All of this is to say: I agree, it’s too big for its own good. I should perhaps try harder to establish a communication channel with them and help clean up the data, but that’s not where my efforts have been focused so far. I’m pretty introverted, it’s hard to send an email.

ToniE · August 30, 2024, 5:18pm

CH-Alle is even bigger w.r.t. trips, stops and stop_times.
So, I don’t see a problem for PTNA.

NeatNit · August 31, 2024, 9:12am

I now ran the script in Haifa. Before uploading it I did a “dry run” (run all the code except upload) and it alerted me to issues that I cleaned up before running for real.

Manual clean up: Changeset: 156003899 | OpenStreetMap / OSMCha

First upload attempt tried to delete a stop that was a member of a relation and crashed (now fixed so it doesn’t crash): Changeset: 156004633 | OpenStreetMap / OSMCha (OSMCha fails to show it because the changeset is not closed)
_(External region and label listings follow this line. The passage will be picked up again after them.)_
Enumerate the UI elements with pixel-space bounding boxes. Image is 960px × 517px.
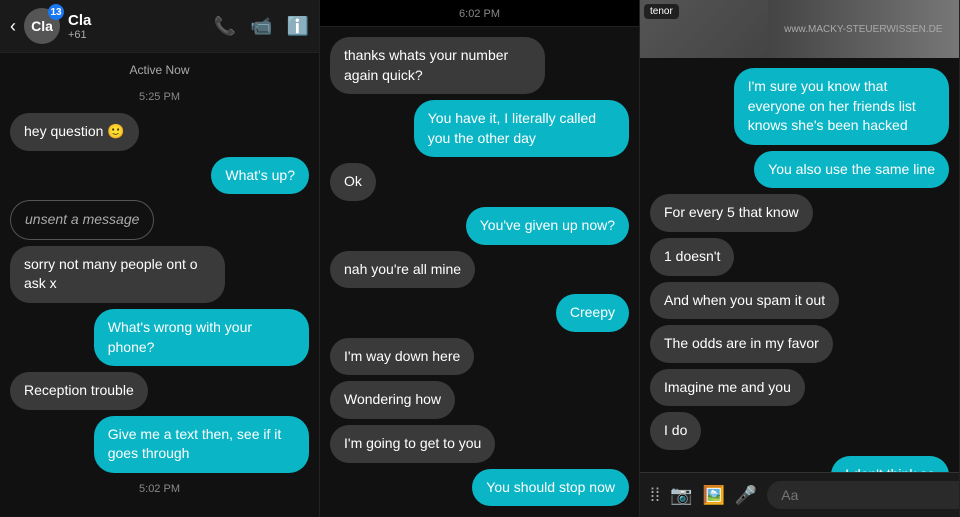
panel2-header: 6:02 PM (320, 0, 639, 27)
gif-content: www.MACKY-STEUERWISSEN.DE (768, 0, 959, 58)
p2-msg-3: Ok (330, 163, 376, 201)
tenor-label: tenor (644, 4, 679, 19)
mic-icon[interactable]: 🎤 (735, 485, 757, 506)
back-button[interactable]: ‹ (10, 16, 16, 37)
p2-msg-6: Creepy (556, 294, 629, 332)
contact-info: Cla +61 (68, 12, 91, 41)
p3-msg-4: 1 doesn't (650, 238, 734, 276)
messages-area-3: I'm sure you know that everyone on her f… (640, 58, 959, 472)
p2-msg-1: thanks whats your number again quick? (330, 37, 545, 94)
header-icons: 📞 📹 ℹ️ (214, 16, 309, 37)
messages-area-2: thanks whats your number again quick? Yo… (320, 27, 639, 517)
message-m3: unsent a message (10, 200, 154, 240)
p3-msg-3: For every 5 that know (650, 194, 813, 232)
message-m7: Give me a text then, see if it goes thro… (94, 416, 309, 473)
top-image-area: tenor www.MACKY-STEUERWISSEN.DE (640, 0, 959, 58)
avatar: Cla 13 (24, 8, 60, 44)
panel3-footer: ⁞⁞ 📷 🖼️ 🎤 😊 👍 (640, 472, 959, 517)
p3-msg-9: I don't think so (831, 456, 949, 472)
timestamp-1: 5:25 PM (10, 91, 309, 103)
p2-msg-2: You have it, I literally called you the … (414, 100, 629, 157)
p2-msg-4: You've given up now? (466, 207, 629, 245)
timestamp-2: 5:02 PM (10, 483, 309, 495)
p2-msg-5: nah you're all mine (330, 251, 475, 289)
messages-area-1: Active Now 5:25 PM hey question 🙂 What's… (0, 53, 319, 517)
image-icon[interactable]: 🖼️ (702, 485, 724, 506)
p2-msg-7: I'm way down here (330, 338, 474, 376)
p3-msg-8: I do (650, 412, 701, 450)
p3-msg-1: I'm sure you know that everyone on her f… (734, 68, 949, 145)
message-m6: Reception trouble (10, 372, 148, 410)
panel-3: tenor www.MACKY-STEUERWISSEN.DE I'm sure… (640, 0, 960, 517)
message-input[interactable] (767, 481, 960, 509)
contact-sub: +61 (68, 29, 91, 41)
info-icon[interactable]: ℹ️ (287, 16, 309, 37)
p3-msg-2: You also use the same line (754, 151, 949, 189)
badge: 13 (48, 4, 64, 20)
p3-msg-7: Imagine me and you (650, 369, 805, 407)
p2-msg-9: I'm going to get to you (330, 425, 495, 463)
panel2-timestamp: 6:02 PM (459, 8, 500, 20)
message-m4: sorry not many people ont o ask x (10, 246, 225, 303)
p2-msg-8: Wondering how (330, 381, 455, 419)
video-icon[interactable]: 📹 (250, 16, 272, 37)
message-m1: hey question 🙂 (10, 113, 139, 151)
contact-name: Cla (68, 12, 91, 29)
message-m2: What's up? (211, 157, 309, 195)
grid-icon[interactable]: ⁞⁞ (650, 485, 660, 506)
panel-1: ‹ Cla 13 Cla +61 📞 📹 ℹ️ Active Now 5:25 … (0, 0, 320, 517)
p2-msg-10: You should stop now (472, 469, 629, 507)
panel-2: 6:02 PM thanks whats your number again q… (320, 0, 640, 517)
camera-icon[interactable]: 📷 (670, 485, 692, 506)
active-status: Active Now (10, 63, 309, 77)
p3-msg-6: The odds are in my favor (650, 325, 833, 363)
message-m5: What's wrong with your phone? (94, 309, 309, 366)
call-icon[interactable]: 📞 (214, 16, 236, 37)
panel1-header: ‹ Cla 13 Cla +61 📞 📹 ℹ️ (0, 0, 319, 53)
p3-msg-5: And when you spam it out (650, 282, 839, 320)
Second upload attempt - still ongoing at time of writing: Changeset: 156004855 | OpenStreetMap / OSMCha

NeatNit · September 1, 2024, 11:56pm

I am wondering about the best behavior for handling difference in position between GTFS data and OSM contributions. Right now I’ve pretty much adopted the rules of the old import:

If the difference is less than 3 meters, revert to GTFS position (the idea being that such a tiny distance is an accidental move)
If the GTFS data has an updated position since the last import, update position
Otherwise, allow editors to move the stop to a more accurate position
(my rule) if the distance is more than 200 meters, alert me and don’t make any changes to the stop. This is likely to be a mistake e.g. a typo in ref, or a huge move made by vandalism that might require more care.
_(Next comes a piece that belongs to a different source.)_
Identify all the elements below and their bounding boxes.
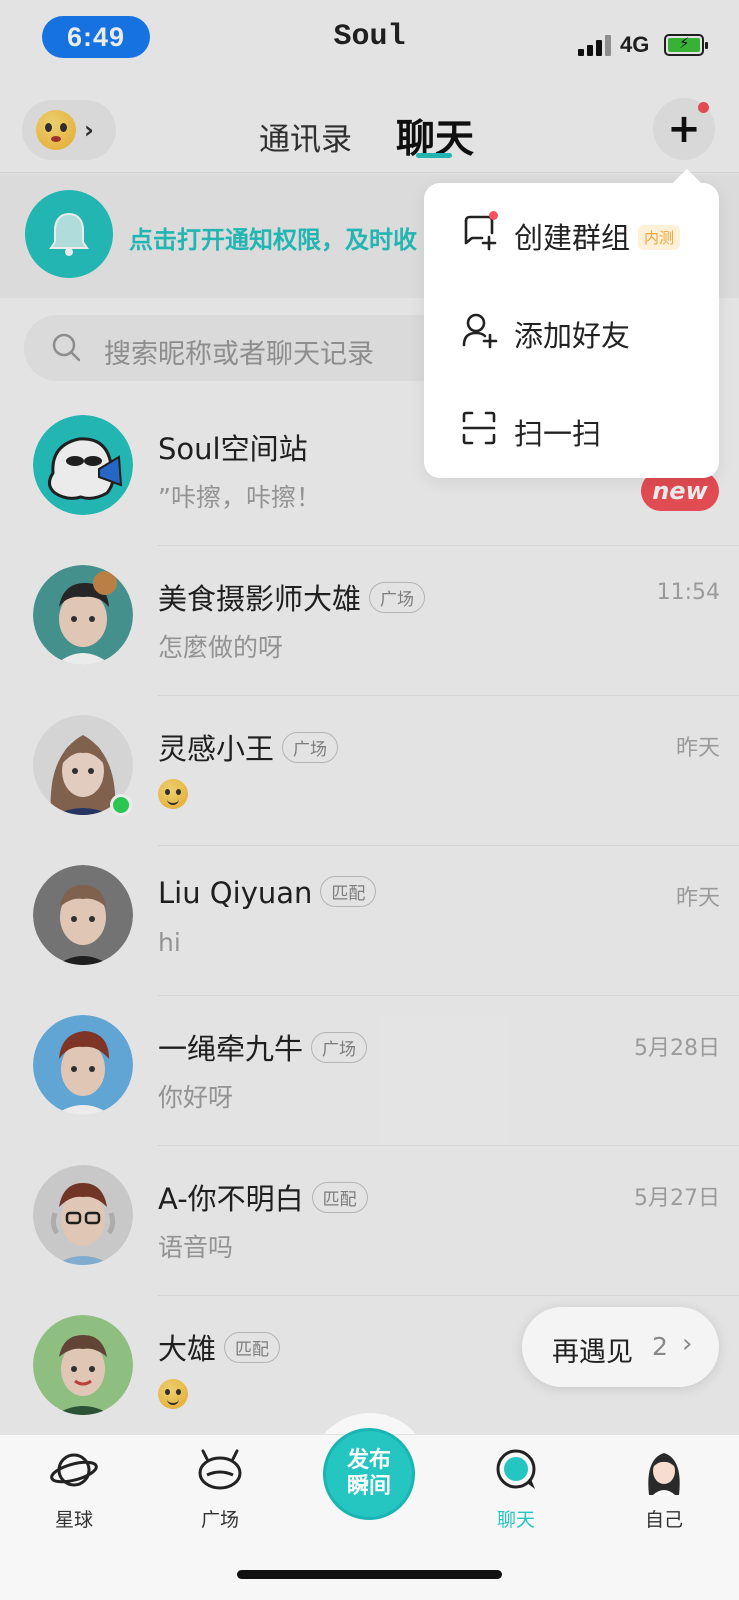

I am now rethinking this because there are a lot of cases where stops are moved for no apparent reason. There’s also very little sense in that 3m cutoff. I guess the big question is: is the position from GTFS totally trustworthy? Do we want to allow editors to tweak the positioning of bus stops on the map?

I brought up this question on the Telegram, thought it’s worth mentioning here.

I also just implemented something: if a bus stop is tagged with restore:gtfs=position, then the script will restore its position to the GTFS data no matter what. This is useful is an editor sees that a stop is in the wrong position but can’t determine the right position.